Andy Serkis, astro de Planeta Dos Macacos: A Guerra, participou de um evento em São Paulo para promover o filme, que estreia nesta quinta (3). Na produção dirigida por Matt Reeves (O Confronto), o ator volta ao papel de César, líder dos símios, que deve proteger sua raça na guerra contra as tropas do coronel McCullough (Woody Harrelson).

"Precisamos contar histórias e falar sobre a condição humana. Vivemos em tempos ideologicamente confusos e sabemos que a resposta para isso está na simplicidade. Esse filme é sobre a importância da empatia", destacou Serkis.
Conhecido por suas atuações envolvendo captura de movimentos, o britânico fala sobre a técnica, que para ele deve trabalhar a favor da interpretação. "É uma tecnologia.
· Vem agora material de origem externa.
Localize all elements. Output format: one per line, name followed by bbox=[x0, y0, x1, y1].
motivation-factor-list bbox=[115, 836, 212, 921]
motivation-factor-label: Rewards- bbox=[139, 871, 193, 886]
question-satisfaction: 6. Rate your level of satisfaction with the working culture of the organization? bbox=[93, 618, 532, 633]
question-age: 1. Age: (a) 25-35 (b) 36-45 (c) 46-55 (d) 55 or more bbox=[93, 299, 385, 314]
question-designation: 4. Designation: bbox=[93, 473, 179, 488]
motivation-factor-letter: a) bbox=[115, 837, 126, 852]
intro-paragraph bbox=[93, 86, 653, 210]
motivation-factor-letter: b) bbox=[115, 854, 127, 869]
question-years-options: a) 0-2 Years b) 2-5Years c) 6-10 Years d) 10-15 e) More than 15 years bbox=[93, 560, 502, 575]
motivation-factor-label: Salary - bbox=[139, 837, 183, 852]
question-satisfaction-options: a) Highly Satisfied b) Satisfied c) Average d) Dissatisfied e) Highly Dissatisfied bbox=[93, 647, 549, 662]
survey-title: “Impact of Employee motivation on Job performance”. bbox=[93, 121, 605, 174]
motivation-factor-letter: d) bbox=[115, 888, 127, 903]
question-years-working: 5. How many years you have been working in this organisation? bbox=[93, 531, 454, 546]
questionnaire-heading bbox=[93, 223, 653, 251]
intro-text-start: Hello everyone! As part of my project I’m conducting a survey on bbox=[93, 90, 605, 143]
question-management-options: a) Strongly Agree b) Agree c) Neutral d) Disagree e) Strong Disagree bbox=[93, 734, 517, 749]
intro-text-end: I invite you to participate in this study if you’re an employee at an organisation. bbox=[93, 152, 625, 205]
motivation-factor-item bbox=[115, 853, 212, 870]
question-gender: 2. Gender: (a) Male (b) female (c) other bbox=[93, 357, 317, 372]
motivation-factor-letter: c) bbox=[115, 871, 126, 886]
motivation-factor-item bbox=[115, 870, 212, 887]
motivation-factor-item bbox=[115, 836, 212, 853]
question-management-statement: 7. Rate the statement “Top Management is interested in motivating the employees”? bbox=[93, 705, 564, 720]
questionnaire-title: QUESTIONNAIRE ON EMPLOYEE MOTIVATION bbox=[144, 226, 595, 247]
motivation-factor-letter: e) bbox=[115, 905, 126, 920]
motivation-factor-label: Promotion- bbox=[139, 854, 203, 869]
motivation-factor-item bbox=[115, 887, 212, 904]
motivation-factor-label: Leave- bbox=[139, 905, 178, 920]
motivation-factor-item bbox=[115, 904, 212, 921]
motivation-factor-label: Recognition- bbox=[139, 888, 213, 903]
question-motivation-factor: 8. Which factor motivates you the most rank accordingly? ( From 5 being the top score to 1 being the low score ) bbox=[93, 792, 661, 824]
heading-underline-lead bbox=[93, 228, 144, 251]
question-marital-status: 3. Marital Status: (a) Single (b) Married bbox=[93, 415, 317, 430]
Não é um gênero", afirmou.

Ele também falou sobre as mudanças pelas quais a técnica passou desde que viveu o icônico Gollum em O Senhor Dos Anéis: A Sociedade Do Anel. "Antes, com Gollum, não tínhamos a habilidade de captar expressões faciais. A primeira vez que fizemos foi em King Kong (2005). A grande mudança foi com O Planeta Dos Macacos: A Origem: a interação entre atores era filmada apenas uma vez, sem necessidade de duplicar as cenas em um estúdio separado posteriormente", explicou o ator.

O ator ainda comentou sobre como as premiações ignoram as atuações por captura de movimentos, mas acredita que chegou a hora desses personagens serem reconhecidos. "É preconceito e ignorância não reconhecer os atores que trabalham com motion capture. Os membros mais antigos da academia se recusam a aceitar. Atuar é o que acontece no set, com outros atores. Basta ver as cenas de bastidores. Se eu me maquiasse as pessoas aceitariam melhor, mas como coloco um macacão cinza, eles não consideram. É frustante".

Coletiva Planeta dos Macados com Andy Serkis

"O tema desse filme e de todos os demais é empatia. Vivemos em um mundo em que as pessoas perderam a habilidade de se colocar no lugar do outro. E ainda assim é um grande entretenimento. Isso é o melhor de trabalhar numa grande franquia: poder trazer entretenimento e fazer as pessoas refletirem. Contar histórias é uma das formas de nos salvar", disse o ator. "O mundo está sofrendo com lideranças simplistas. É uma boa metáfora com os macacos. Não há vilões ou mocinhos por completo. Cesar é um personagem nobre, mas tem falhas. É cheio de ódio e raiva, mas é capaz de olhar nos olhos de quem quer matar e sentir empatia", conta o ator britânico

Sobre o novo filme, comenta: "Há uma sensação de estar vendo uma grande história, não tem nada de previsível. Todos sabemos que as sequências tendem a se repetir e isso não acontece em Planeta dos Macacos. Vai mexer com as pessoas emocionalmente, educar as pessoas a não serem tão julgadoras".

O ator ainda falou sobre as dificuldades de dar voz aos macacos. "No segundo filme tivemos o desafio de tornar crível que macacos falassem. Eles não construíam sentenças como nós, é como se procurassem palavras, um jeito próprio de falar, era o nascimento da língua. Há uma diferença entre os dois filmes em termos de articulação", explicou o Serkis, antes de demonstrar as diferentes formas de César falar.

O astro ainda citou Nelson Mandela como inspiração para o personagem, um líder que luta pela liberdade na obra. "Esse é um filme de guerra, mas todo bom filme de guerra é sobre as pessoas que sobrevivem. Também é como uma história bíblica, é a história de um Moisés procurando a terra prometida", comparou.